Reklama


Na naszych oczach krystalizuje się właśnie antyrosyjskie porozumienie na Kaukazie. Mowa o intensywnej integracji „Trójkąta Trabzońskiego”- Turcji, Gruzji i Azerbejdżanu. 9 czerwca br. w Trabzonie na terenie Turcji ministrowie spraw zagranicznych tych krajów podpisali wspólną deklarację dotyczącą ścisłej współpracy na wielu polach. Wspomniana inicjatywa nabiera rozpędu.

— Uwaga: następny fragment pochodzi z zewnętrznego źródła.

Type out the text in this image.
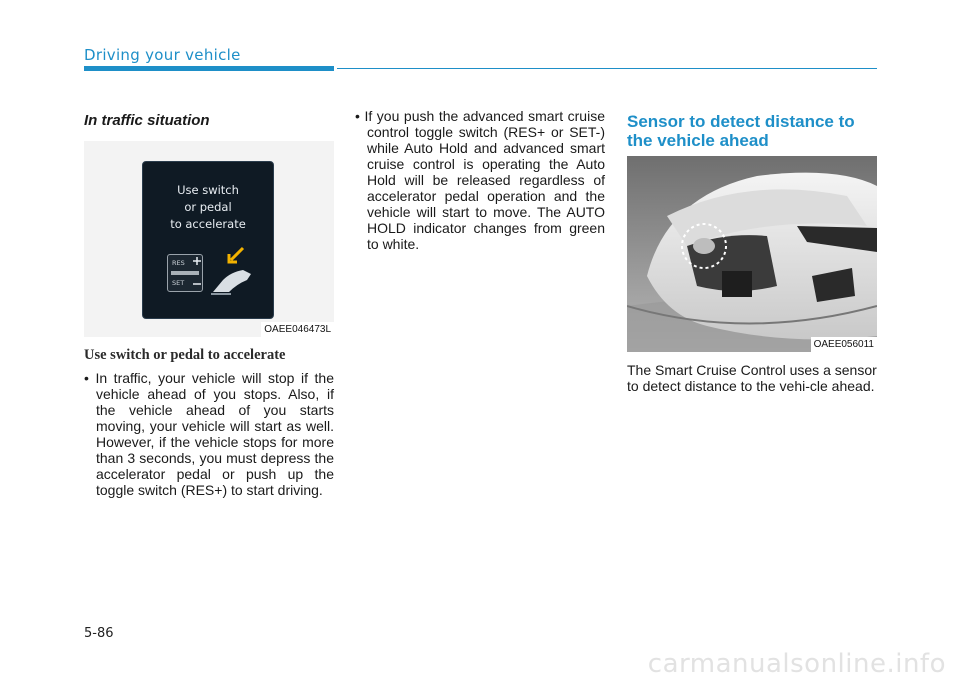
Driving your vehicle
In traffic situation
Use switch
or pedal
to accelerate
RES
SET
OAEE046473L
Use switch or pedal to accelerate

• In traffic, your vehicle will stop if the vehicle ahead of you stops. Also, if the vehicle ahead of you starts moving, your vehicle will start as well. However, if the vehicle stops for more than 3 seconds, you must depress the accelerator pedal or push up the toggle switch (RES+) to start driving.

• If you push the advanced smart cruise control toggle switch (RES+ or SET-) while Auto Hold and advanced smart cruise control is operating the Auto Hold will be released regardless of accelerator pedal operation and the vehicle will start to move. The AUTO HOLD indicator changes from green to white.

Sensor to detect distance to the vehicle ahead
OAEE056011

The Smart Cruise Control uses a sensor to detect distance to the vehi-cle ahead.

5-86
carmanualsonline.info
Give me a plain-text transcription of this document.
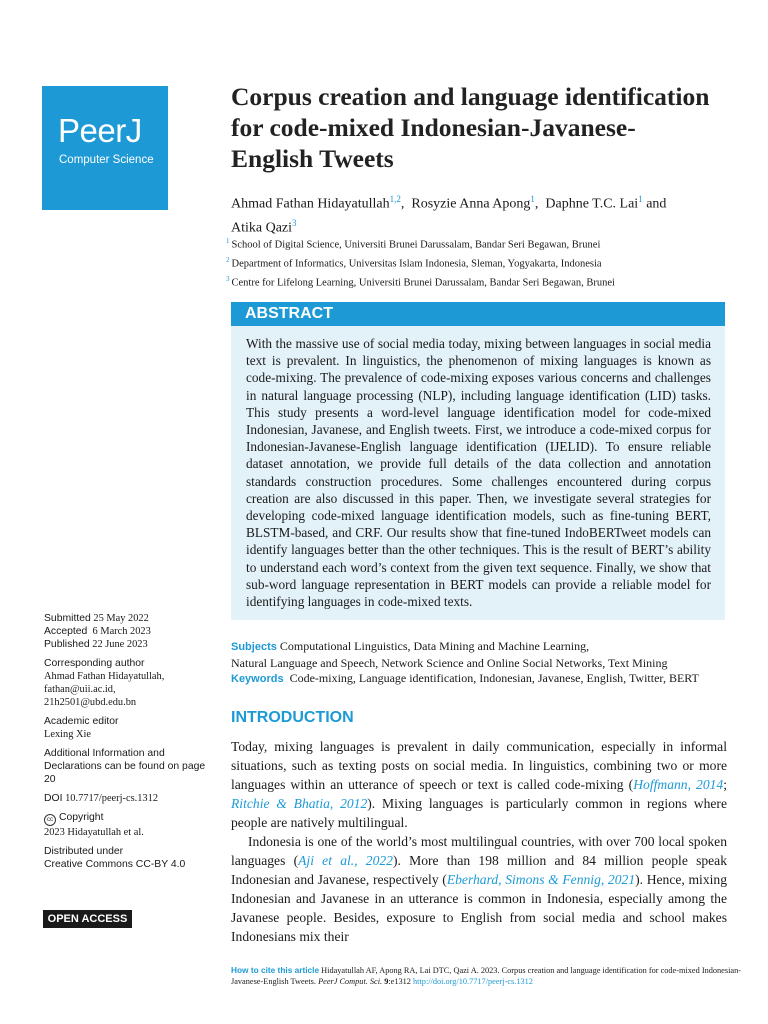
PeerJ
Computer Science
Corpus creation and language identification for code-mixed Indonesian-Javanese-English Tweets
Ahmad Fathan Hidayatullah$^{1,2}$,  Rosyzie Anna Apong$^1$,  Daphne T.C. Lai$^1$ and
Atika Qazi$^3$
$^1$ School of Digital Science, Universiti Brunei Darussalam, Bandar Seri Begawan, Brunei
$^2$ Department of Informatics, Universitas Islam Indonesia, Sleman, Yogyakarta, Indonesia
$^3$ Centre for Lifelong Learning, Universiti Brunei Darussalam, Bandar Seri Begawan, Brunei
ABSTRACT
With the massive use of social media today, mixing between languages in social media text is prevalent. In linguistics, the phenomenon of mixing languages is known as code-mixing. The prevalence of code-mixing exposes various concerns and challenges in natural language processing (NLP), including language identification (LID) tasks. This study presents a word-level language identification model for code-mixed Indonesian, Javanese, and English tweets. First, we introduce a code-mixed corpus for Indonesian-Javanese-English language identification (IJELID). To ensure reliable dataset annotation, we provide full details of the data collection and annotation standards construction procedures. Some challenges encountered during corpus creation are also discussed in this paper. Then, we investigate several strategies for developing code-mixed language identification models, such as fine-tuning BERT, BLSTM-based, and CRF. Our results show that fine-tuned IndoBERTweet models can identify languages better than the other techniques. This is the result of BERT’s ability to understand each word’s context from the given text sequence. Finally, we show that sub-word language representation in BERT models can provide a reliable model for identifying languages in code-mixed texts.
Submitted 25 May 2022
Accepted 6 March 2023
Published 22 June 2023
Corresponding author
Ahmad Fathan Hidayatullah,
fathan@uii.ac.id,
21h2501@ubd.edu.bn
Academic editor
Lexing Xie
Additional Information and Declarations can be found on page 20
DOI 10.7717/peerj-cs.1312
cc Copyright
2023 Hidayatullah et al.
Distributed under
Creative Commons CC-BY 4.0
OPEN ACCESS
Subjects Computational Linguistics, Data Mining and Machine Learning,
Natural Language and Speech, Network Science and Online Social Networks, Text Mining
Keywords Code-mixing, Language identification, Indonesian, Javanese, English, Twitter, BERT
INTRODUCTION

Today, mixing languages is prevalent in daily communication, especially in informal situations, such as texting posts on social media. In linguistics, combining two or more languages within an utterance of speech or text is called code-mixing (Hoffmann, 2014; Ritchie & Bhatia, 2012). Mixing languages is particularly common in regions where people are natively multilingual.

Indonesia is one of the world’s most multilingual countries, with over 700 local spoken languages (Aji et al., 2022). More than 198 million and 84 million people speak Indonesian and Javanese, respectively (Eberhard, Simons & Fennig, 2021). Hence, mixing Indonesian and Javanese in an utterance is common in Indonesia, especially among the Javanese people. Besides, exposure to English from social media and school makes Indonesians mix their

How to cite this article Hidayatullah AF, Apong RA, Lai DTC, Qazi A. 2023. Corpus creation and language identification for code-mixed Indonesian-Javanese-English Tweets. PeerJ Comput. Sci. 9:e1312 http://doi.org/10.7717/peerj-cs.1312
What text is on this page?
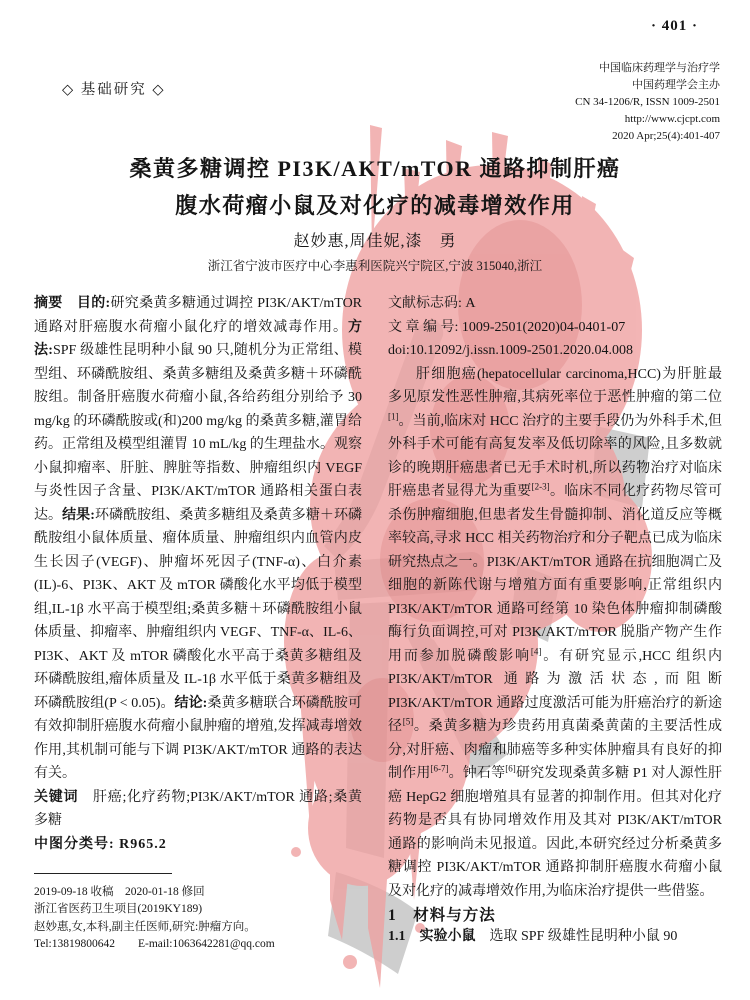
· 401 ·
◇ 基础研究 ◇
中国临床药理学与治疗学
中国药理学会主办
CN 34-1206/R, ISSN 1009-2501
http://www.cjcpt.com
2020 Apr;25(4):401-407
桑黄多糖调控 PI3K/AKT/mTOR 通路抑制肝癌
腹水荷瘤小鼠及对化疗的减毒增效作用
赵妙惠,周佳妮,漆　勇
浙江省宁波市医疗中心李惠利医院兴宁院区,宁波 315040,浙江

摘要　 目的:研究桑黄多糖通过调控 PI3K/AKT/mTOR 通路对肝癌腹水荷瘤小鼠化疗的增效减毒作用。方法:SPF 级雄性昆明种小鼠 90 只,随机分为正常组、模型组、环磷酰胺组、桑黄多糖组及桑黄多糖＋环磷酰胺组。制备肝癌腹水荷瘤小鼠,各给药组分别给予 30 mg/kg 的环磷酰胺或(和)200 mg/kg 的桑黄多糖,灌胃给药。正常组及模型组灌胃 10 mL/kg 的生理盐水。观察小鼠抑瘤率、肝脏、脾脏等指数、肿瘤组织内 VEGF 与炎性因子含量、PI3K/AKT/mTOR 通路相关蛋白表达。结果:环磷酰胺组、桑黄多糖组及桑黄多糖＋环磷酰胺组小鼠体质量、瘤体质量、肿瘤组织内血管内皮生长因子(VEGF)、肿瘤坏死因子(TNF-α)、白介素(IL)-6、PI3K、AKT 及 mTOR 磷酸化水平均低于模型组,IL-1β 水平高于模型组;桑黄多糖＋环磷酰胺组小鼠体质量、抑瘤率、肿瘤组织内 VEGF、TNF-α、IL-6、PI3K、AKT 及 mTOR 磷酸化水平高于桑黄多糖组及环磷酰胺组,瘤体质量及 IL-1β 水平低于桑黄多糖组及环磷酰胺组(P < 0.05)。结论:桑黄多糖联合环磷酰胺可有效抑制肝癌腹水荷瘤小鼠肿瘤的增殖,发挥减毒增效作用,其机制可能与下调 PI3K/AKT/mTOR 通路的表达有关。

关键词　肝癌;化疗药物;PI3K/AKT/mTOR 通路;桑黄多糖

中图分类号: R965.2

2019-09-18 收稿　2020-01-18 修回
浙江省医药卫生项目(2019KY189)
赵妙惠,女,本科,副主任医师,研究:肿瘤方向。
Tel:13819800642　　E-mail:1063642281@qq.com

文献标志码: A

文 章 编 号: 1009-2501(2020)04-0401-07

doi:10.12092/j.issn.1009-2501.2020.04.008

肝细胞癌(hepatocellular carcinoma,HCC)为肝脏最多见原发性恶性肿瘤,其病死率位于恶性肿瘤的第二位[1]。当前,临床对 HCC 治疗的主要手段仍为外科手术,但外科手术可能有高复发率及低切除率的风险,且多数就诊的晚期肝癌患者已无手术时机,所以药物治疗对临床肝癌患者显得尤为重要[2-3]。临床不同化疗药物尽管可杀伤肿瘤细胞,但患者发生骨髓抑制、消化道反应等概率较高,寻求 HCC 相关药物治疗和分子靶点已成为临床研究热点之一。PI3K/AKT/mTOR 通路在抗细胞凋亡及细胞的新陈代谢与增殖方面有重要影响,正常组织内 PI3K/AKT/mTOR 通路可经第 10 染色体肿瘤抑制磷酸酶行负面调控,可对 PI3K/AKT/mTOR 脱脂产物产生作用而参加脱磷酸影响[4]。有研究显示,HCC 组织内 PI3K/AKT/mTOR 通路为激活状态,而阻断 PI3K/AKT/mTOR 通路过度激活可能为肝癌治疗的新途径[5]。桑黄多糖为珍贵药用真菌桑黄菌的主要活性成分,对肝癌、肉瘤和肺癌等多种实体肿瘤具有良好的抑制作用[6-7]。钟石等[6]研究发现桑黄多糖 P1 对人源性肝癌 HepG2 细胞增殖具有显著的抑制作用。但其对化疗药物是否具有协同增效作用及其对 PI3K/AKT/mTOR 通路的影响尚未见报道。因此,本研究经过分析桑黄多糖调控 PI3K/AKT/mTOR 通路抑制肝癌腹水荷瘤小鼠及对化疗的减毒增效作用,为临床治疗提供一些借鉴。

1　材料与方法

1.1　实验小鼠　选取 SPF 级雄性昆明种小鼠 90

W lipcu doszło do spotkanie Dmitri Shashkina i Ismeta Yilmaza tj. ministrów obrony Turcji i Gruzji. Omawiali oni współpracę bilateralną i kwestie bezpieczeństwa na Kaukazie. Strona gruzińska poinformowała swojego tureckiego partnera o założeniach własnej reformy sił zbrojnych. Chodzi o tzw. reformę "Trzech T": Total Care (opieka socjalna nad każdym żołnierzem oraz jego rodziną), Total Training (stworzenie warunków dla nieustannych szkoleń oraz ćwiczeń wojskowych) i Total Defence (przygotowanie armii i społeczeństwa do maksymalnej mobilizacji podczas wojny obronnej).

16 sierpnia prezydenci Turcji i Azerbejdżanu, czyli drugiego filaru Trójkąta Trabzońskiego, podpisali w Stambule umowę o strategicznym partnerstwie i wzajemnej pomocy. Jest już także znana data wizyty Premiera Turcji Recepa Tayyipa Erdogana w Baku. 11-12 września podpisze on dokumenty o powołaniu Rady Współpracy Strategicznej obu krajów.

Trójkąt Trabzoński nie jest jedyną geopolityczną inicjatywą Ankary, która uderza w Rosję. Wzrastająca potęga Turcji, już dziś zwanej mocarstwem regionalnym, wskrzesza na naszych oczach także ideę panturkizmu tj. integracji krajów tureckich wokół anatolijskiego trzonu.

14 sierpnia w Baku odbędzie się spotkanie ministrów gospodarki Rady Współpracy Państw Tureckich. Weźmie w nim udział Turcja i byłe republiki sowieckie: Azerbejdżan, Kazachstan, Kirgistan.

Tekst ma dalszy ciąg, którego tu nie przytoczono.